3.26.10 Fit for a King
There are so many different possibilities for risotto: with saffron for a classic Milanese; with the first peas and asparagus of spring; with pureed squash stirred in; with porcini; and on and on. The recipe, below, is inspired by the Italian master chef Nino Bergese, whose Riso Mantecato is decadent with butter and requires absolutely no stirring at all. I've called my version Risotto da Re (The King's Risotto), because it's fit for royalty: unctuous, luxurious and taken to new heights with a spoonful of rich meat stock ladled on top. It was selected as an Editor's Pick on Food52, an honor of which I do not tire.
Risotto da Re (The King's Risotto) with Rich Meat Stock
- — 2 tablespoons butter, plus 1/2 cup, plus 2 teaspoons, divided
- — 2 tablespoons olive oil
- — 1 large shallot, sliced thin
- — 4 cups vegetable stock
- — 1/3 cup rich meat stock (recipe follows)
- — 1 1/2 cups Acquerello carnaroli rice (or other risotto rice)
- — 3/4 cup dry white wine
- — 1/2 cup freshly grated Parmesan
In a deep pan, melt 2 tablespoons butter with olive oil over low heat. Add the shallot and cook until golden and soft, about 20 minutes. Remove shallot with slotted spoon and puree in food processor until smooth.
Meanwhile, in two separate saucepans, heat vegetable stock and meat stock, maintaining just below a boil. Stir 2 teaspoons of butter into the meat stock.
Return shallot puree to pan, add rice and raise heat to medium. Stir rice well to coat and sauté for about 4 minutes, then add wine. When it's incorporated, begin adding hot vegetable stock in quarter-cup increments, gently stirring, and only adding more when it's been fully absorbed. The grains of rice will begin to swell.
Start tasting after you've incorporated 2-3 cups (you probably won't need more than 3). When finished, the risotto should retain an "al dente" texture with plump, individual grains. At this point, stir in the 1/2 cup butter and Parmesan.
To serve, plate risotto and create a small well in the center of each mound to hold a couple of spoonfuls of the hot meat stock.
makes about 8 cups
- — 4 pounds pastured beef marrow bones, knuckle bones
- — 1/2 cup cider vinegar
- — 1 large onion, skin on, quartered
- — 2 carrots, sliced
- — 1 leek, white & pale green only, cleaned and sliced
- — 2 celery stalks, sliced
- — 3 pounds meaty rib or neck bones
- — 2 tablespoons tomato paste
- — 5 cloves garlic
- — 2 bay leaves
- — 3 sprigs thyme
- — 1/2 teaspoon green peppercorns, crushed
- — 1 bunch Italian parsley
Place the knuckle and marrow bones in a very large pot with vinegar and cover with water.
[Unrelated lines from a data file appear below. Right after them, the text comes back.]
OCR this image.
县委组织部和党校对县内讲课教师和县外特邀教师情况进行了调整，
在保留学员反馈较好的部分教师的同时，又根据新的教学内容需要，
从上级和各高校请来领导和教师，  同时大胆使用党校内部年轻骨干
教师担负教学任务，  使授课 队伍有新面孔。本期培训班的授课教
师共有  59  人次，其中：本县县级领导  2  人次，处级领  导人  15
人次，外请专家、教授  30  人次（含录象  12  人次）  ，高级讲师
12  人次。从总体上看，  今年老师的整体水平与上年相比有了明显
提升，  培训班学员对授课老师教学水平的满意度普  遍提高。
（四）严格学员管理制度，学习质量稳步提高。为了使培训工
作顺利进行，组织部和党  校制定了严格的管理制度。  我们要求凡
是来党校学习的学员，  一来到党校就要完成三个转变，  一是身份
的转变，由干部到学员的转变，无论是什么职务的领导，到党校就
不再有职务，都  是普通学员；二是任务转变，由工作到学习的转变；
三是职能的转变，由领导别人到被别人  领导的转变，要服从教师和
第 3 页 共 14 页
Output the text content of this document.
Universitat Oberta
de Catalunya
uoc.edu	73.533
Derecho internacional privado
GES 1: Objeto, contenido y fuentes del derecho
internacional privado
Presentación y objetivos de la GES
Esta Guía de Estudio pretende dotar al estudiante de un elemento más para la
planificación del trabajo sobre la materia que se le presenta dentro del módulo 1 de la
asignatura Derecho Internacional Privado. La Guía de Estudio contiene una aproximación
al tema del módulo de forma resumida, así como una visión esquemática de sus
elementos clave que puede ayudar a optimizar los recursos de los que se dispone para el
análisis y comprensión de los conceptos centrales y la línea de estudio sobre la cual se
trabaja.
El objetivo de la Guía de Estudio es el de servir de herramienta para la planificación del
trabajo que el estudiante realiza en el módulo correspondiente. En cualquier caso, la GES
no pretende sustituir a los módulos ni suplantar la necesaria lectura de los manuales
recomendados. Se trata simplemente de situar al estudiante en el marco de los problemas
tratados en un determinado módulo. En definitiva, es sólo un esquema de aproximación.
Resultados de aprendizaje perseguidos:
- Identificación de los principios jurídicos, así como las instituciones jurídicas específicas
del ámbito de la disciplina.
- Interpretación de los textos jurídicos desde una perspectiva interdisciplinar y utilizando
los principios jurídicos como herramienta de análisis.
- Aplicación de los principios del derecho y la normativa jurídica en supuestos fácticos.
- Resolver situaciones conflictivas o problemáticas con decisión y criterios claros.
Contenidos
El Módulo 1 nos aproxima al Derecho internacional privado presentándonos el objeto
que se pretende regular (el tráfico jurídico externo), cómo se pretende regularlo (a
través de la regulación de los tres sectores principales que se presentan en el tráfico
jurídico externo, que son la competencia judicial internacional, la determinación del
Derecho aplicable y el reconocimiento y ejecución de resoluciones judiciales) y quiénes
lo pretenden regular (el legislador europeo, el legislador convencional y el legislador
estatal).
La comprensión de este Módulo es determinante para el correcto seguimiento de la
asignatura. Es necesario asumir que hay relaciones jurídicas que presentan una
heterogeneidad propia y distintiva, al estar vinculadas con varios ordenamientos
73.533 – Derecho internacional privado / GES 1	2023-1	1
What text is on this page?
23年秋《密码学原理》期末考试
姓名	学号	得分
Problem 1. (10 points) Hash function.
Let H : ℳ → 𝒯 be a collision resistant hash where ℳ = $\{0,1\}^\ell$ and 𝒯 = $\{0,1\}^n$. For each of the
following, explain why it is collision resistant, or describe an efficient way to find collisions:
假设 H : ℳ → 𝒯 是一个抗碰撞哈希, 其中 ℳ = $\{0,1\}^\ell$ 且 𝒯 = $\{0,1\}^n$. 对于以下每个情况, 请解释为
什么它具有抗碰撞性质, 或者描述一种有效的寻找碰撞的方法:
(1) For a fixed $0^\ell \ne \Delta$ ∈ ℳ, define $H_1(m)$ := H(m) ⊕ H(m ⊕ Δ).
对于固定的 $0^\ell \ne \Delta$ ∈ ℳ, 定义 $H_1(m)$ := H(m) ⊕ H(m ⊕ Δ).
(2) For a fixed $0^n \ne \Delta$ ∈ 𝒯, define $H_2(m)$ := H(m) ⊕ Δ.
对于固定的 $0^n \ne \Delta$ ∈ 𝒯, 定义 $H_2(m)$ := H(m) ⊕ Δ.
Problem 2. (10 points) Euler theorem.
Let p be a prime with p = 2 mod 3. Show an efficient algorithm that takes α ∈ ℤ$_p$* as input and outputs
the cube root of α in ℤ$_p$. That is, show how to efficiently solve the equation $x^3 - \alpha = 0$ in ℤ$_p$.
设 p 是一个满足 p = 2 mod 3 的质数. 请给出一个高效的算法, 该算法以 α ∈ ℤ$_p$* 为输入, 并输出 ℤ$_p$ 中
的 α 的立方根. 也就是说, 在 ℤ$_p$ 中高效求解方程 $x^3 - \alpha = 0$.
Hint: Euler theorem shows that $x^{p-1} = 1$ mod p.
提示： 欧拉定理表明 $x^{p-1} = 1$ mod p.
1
Let stand for 1 hour.
Meanwhile, place the meaty bones in a roasting pan and brown at 350º in the oven. When well browned, add to the pot along with the vegetables. Pour the fat out of the roasting pan, add cold water to the pan, set over a high flame and bring to a boil, stirring with a wooden spoon to loosen coagulated juices. Add this liquid to the pot. Add additional water if necessary, to cover the bones; but the liquid should come no higher than within one inch of the rim of the pot, as the volume expands slightly during cooking. Bring to a boil. Skim scum as it rises to the surface. When scum no longer rises to the surface, reduce heat and add the thyme and crushed peppercorns.
Cook stock at a very lazy simmer for at least 12 and as long as 72 hours. Just before finishing, add the parsley and simmer another 10 minutes.
You will now have a pot of rather repulsive-looking brown liquid containing globs of gelatinous and fatty material. Don't despair! After straining, you will have a delicious and nourishing clear broth.
Remove bones with tongs or slotted spoon. Strain the stock into a large bowl. Let cool, then refrigerate and remove the congealed fat that rises to the top. Transfer stock to smaller containers and refrigerate, or freeze for long-term storage.